Two years ago, Murthy gave up his position as chairman of Infosys Technologies, the Bangalore-based company that he helped build into the premier IT services provider in India. It’s been pretty much downhill ever since for the company, which has struggled under the team of Chairman Kundapur Vaman Kamath and Chief Executive Officer S.D. Shibulal. The nadir came on April 12, when Infosys forecast annual sales growth would be in the range of 6 percent to 10 percent in the fiscal year ending March 2014. Analysts had been expecting 12.7 percent growth, according to data compiled by Bloomberg. Investors punished Infosys with a harrowing 21 percent drop in both its Mumbai-listed shares and its New York-traded ADRs.
Something had to change. Infosys is facing tougher competition from local outsourcing specialists like Tata Consultancy Services and U.S.-based rivals such as Accenture (ACS) and IBM (IBM). There’s also Cognizant Technology Solutions (CTSH), a hybrid with headquarters in Teaneck, N.J., and most of its operations in India.

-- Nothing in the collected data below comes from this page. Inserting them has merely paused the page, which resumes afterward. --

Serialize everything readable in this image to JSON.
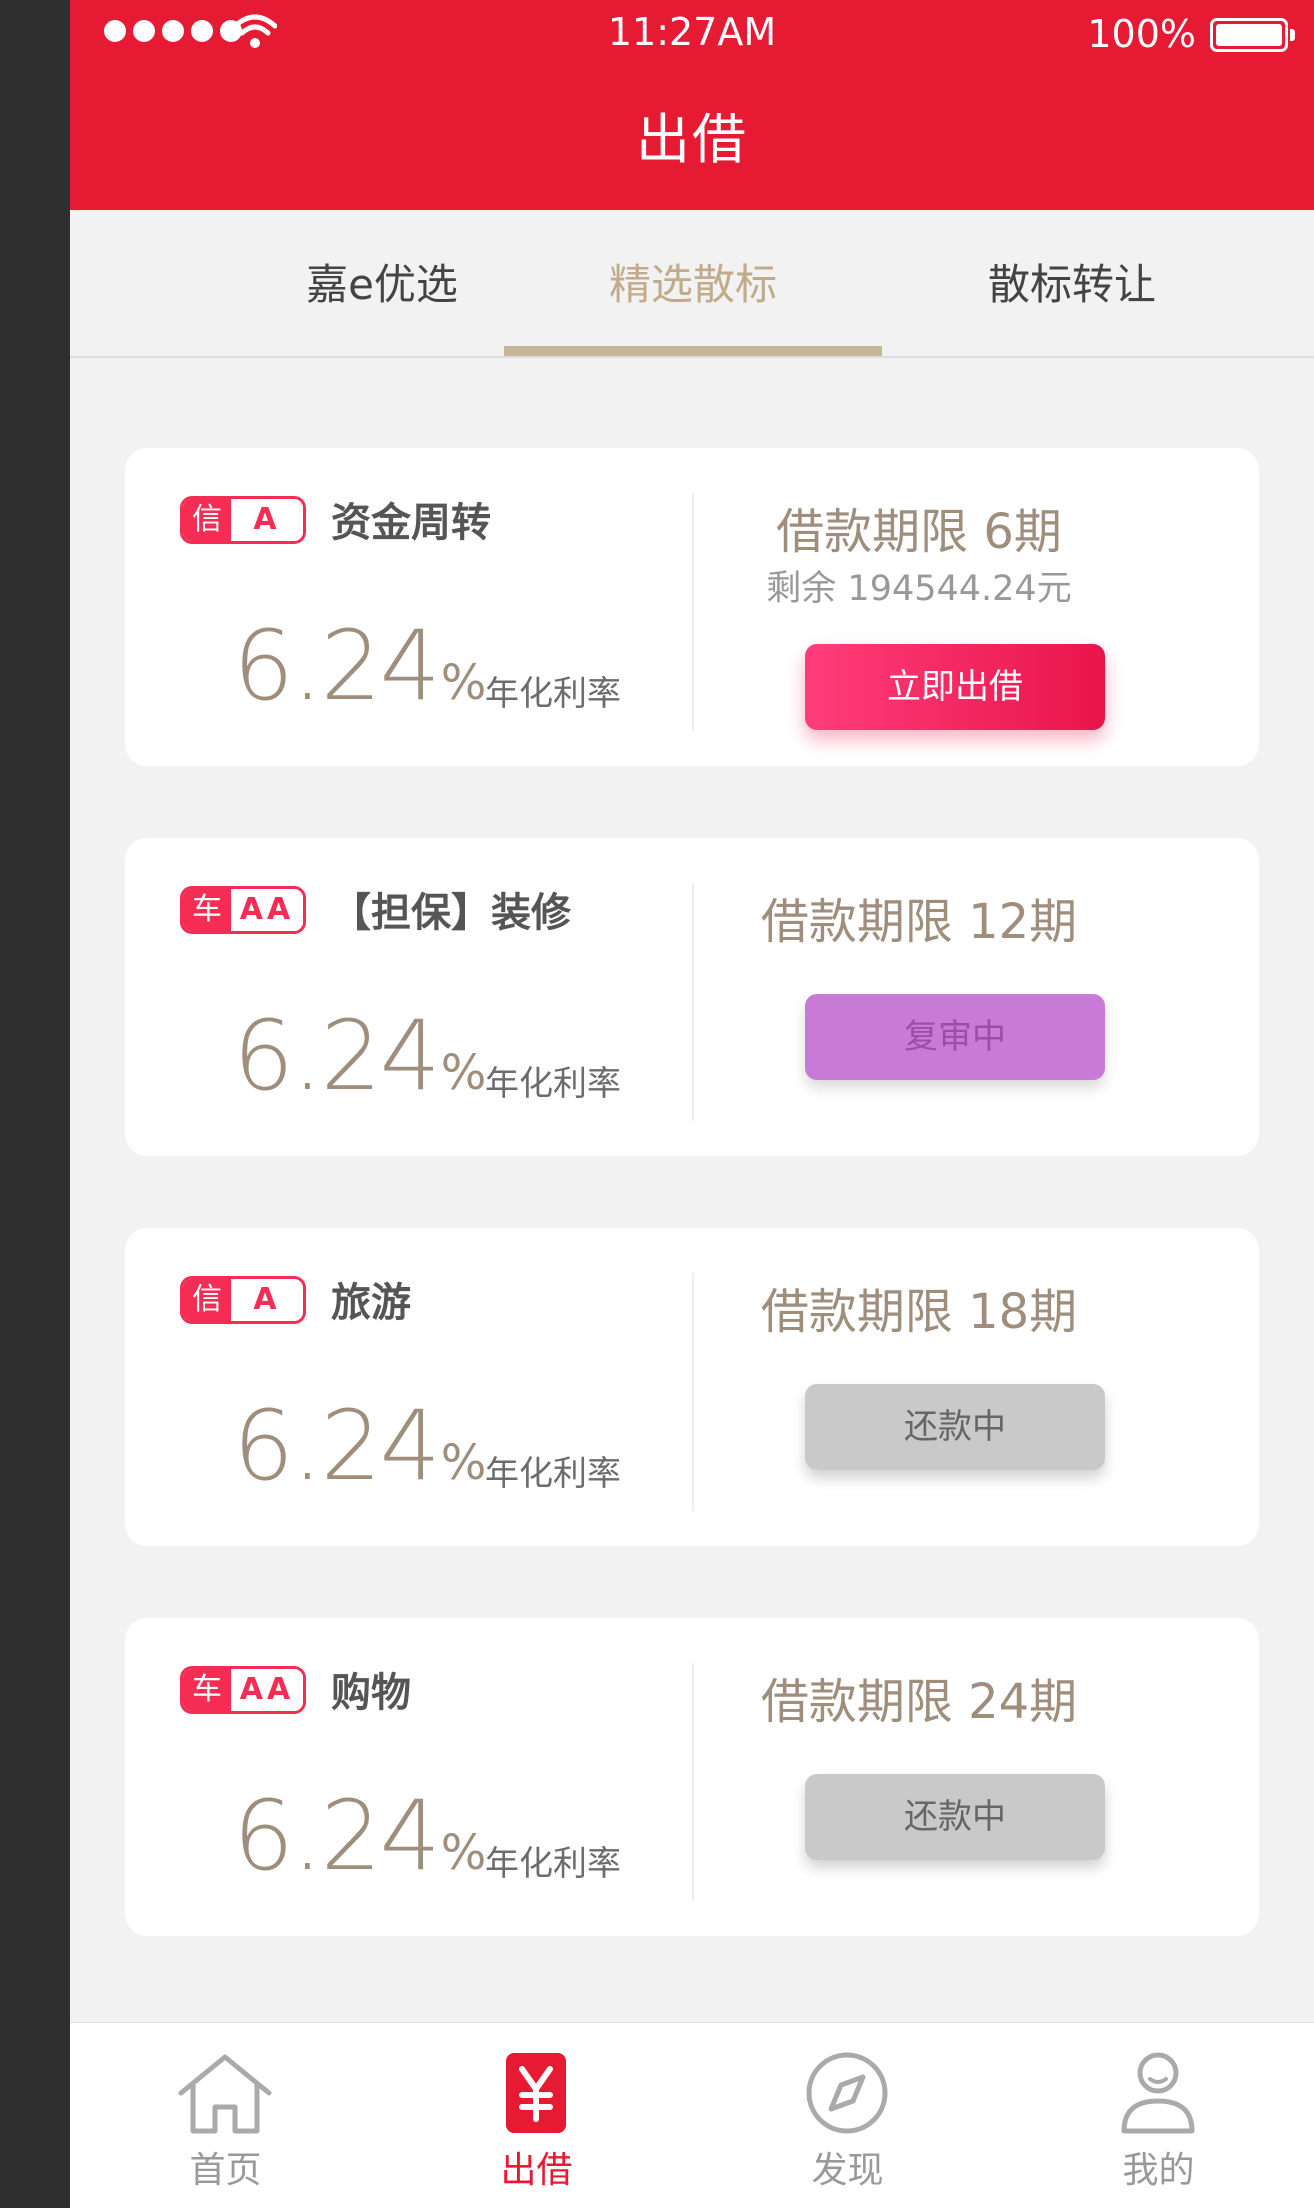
{
  "status_bar": {
    "time": "11:27AM",
    "battery": "100%"
  },
  "nav": {
    "title": "出借"
  },
  "tabs": [
    {
      "label": "嘉e优选"
    },
    {
      "label": "精选散标"
    },
    {
      "label": "散标转让"
    }
  ],
  "active_tab": "精选散标",
  "colors": {
    "brand": "#e61a33",
    "accent_gold": "#c2ab8a",
    "badge": "#f52d55",
    "invest_button": "#f0285a"
  },
  "cards": [
    {
      "badge_type": "信",
      "badge_grade": "A",
      "title": "资金周转",
      "rate": "6.24",
      "rate_unit": "%",
      "rate_label": "年化利率",
      "term": "借款期限  6期",
      "remaining": "剩余 194544.24元",
      "button": "立即出借"
    },
    {
      "badge_type": "车",
      "badge_grade": "AA",
      "title": "【担保】装修",
      "rate": "6.24",
      "rate_unit": "%",
      "rate_label": "年化利率",
      "term": "借款期限  12期",
      "button": "复审中"
    },
    {
      "badge_type": "信",
      "badge_grade": "A",
      "title": "旅游",
      "rate": "6.24",
      "rate_unit": "%",
      "rate_label": "年化利率",
      "term": "借款期限  18期",
      "button": "还款中"
    },
    {
      "badge_type": "车",
      "badge_grade": "AA",
      "title": "购物",
      "rate": "6.24",
      "rate_unit": "%",
      "rate_label": "年化利率",
      "term": "借款期限  24期",
      "button": "还款中"
    }
  ],
  "tabbar": [
    {
      "label": "首页",
      "icon": "home-icon"
    },
    {
      "label": "出借",
      "icon": "yuan-icon"
    },
    {
      "label": "发现",
      "icon": "compass-icon"
    },
    {
      "label": "我的",
      "icon": "user-icon"
    }
  ]
}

Those companies have been outperforming Infosys, making investors less willing than they had been to accept management’s excuses about a lousy global economy hurting results. “People gave them a pass for a long time,” says Bloomberg Industries analyst Anurag Rana. “But the last quarter was really good for most IT companies and Infosys is the lone person out there ringing the bell, saying the macro situation is bad and we can’t grow.”
Now Murthy is back and investors seem relieved. At one point, Infosys shares jumped 8.8 percent on Monday, although by the end of trading in Mumbai the exuberance had already started to fade, with the stock price closing up 4.25 percent.
There’s good reason for shareholders to be wary. While Infosys traditionally has enjoyed high operating margins, those are shrinking: In the fiscal year ended March 2010, they were 30.8 percent, and by March 2013 they had fallen to 25.8 percent. Still, there’s probably a lot more room for them to fall: Cognizant, which has come on strong in the past few years as a major threat to Infosys, has margins of about 18.5 percent.
Keeping margins fat is especially difficult now since the IT outsourcing business has become so commoditized. “If I were to blindfold you and take you to India, would you be able to differentiate from one company to another?” asks Rana. “You can’t really do that. It’s a commoditized service.” The multinationals that outsource so much of their work to India know that, too, and are more price-sensitive than they were back during Murthy’s tenure as Infosys boss. “The buyers are a lot smarter now,” Rana says.
Murthy will also face a challenge in the U.S., where immigration reform may target Infosys and other Indian companies that rely on importing workers from India on H-1B and L-1 visas to serve clients. If companies have more than 15 percent of their U.S.-based workforce on those visas, according to a draft bill now before the Senate, then workers on those visas won’t be allowed to work for clients in the States, Infosys Chief Financial Officer Rajiv Bansal said at a recent conference organized by Sanford C. Bernstein. The 15 percent rule “really just shuts you off from the entire business to a large extent,” Bansal said. Hiring more workers in the U.S. isn’t a short-term answer, he added, because of the shortage of qualified American citizens or green-card holders. It’s “just not possible” for Indian companies to ramp up that quickly in the U.S., he said.
The version of the bill that’s making its way through the Senate now “is really bad for the offshorers,” says Rana. Companies like Accenture don’t have to worry, since they don’t rely as much on visas for Indian workers. Infosys and other Indian companies do. “The bill is entirely targeted toward the H-1B [reliant] companies,” he says.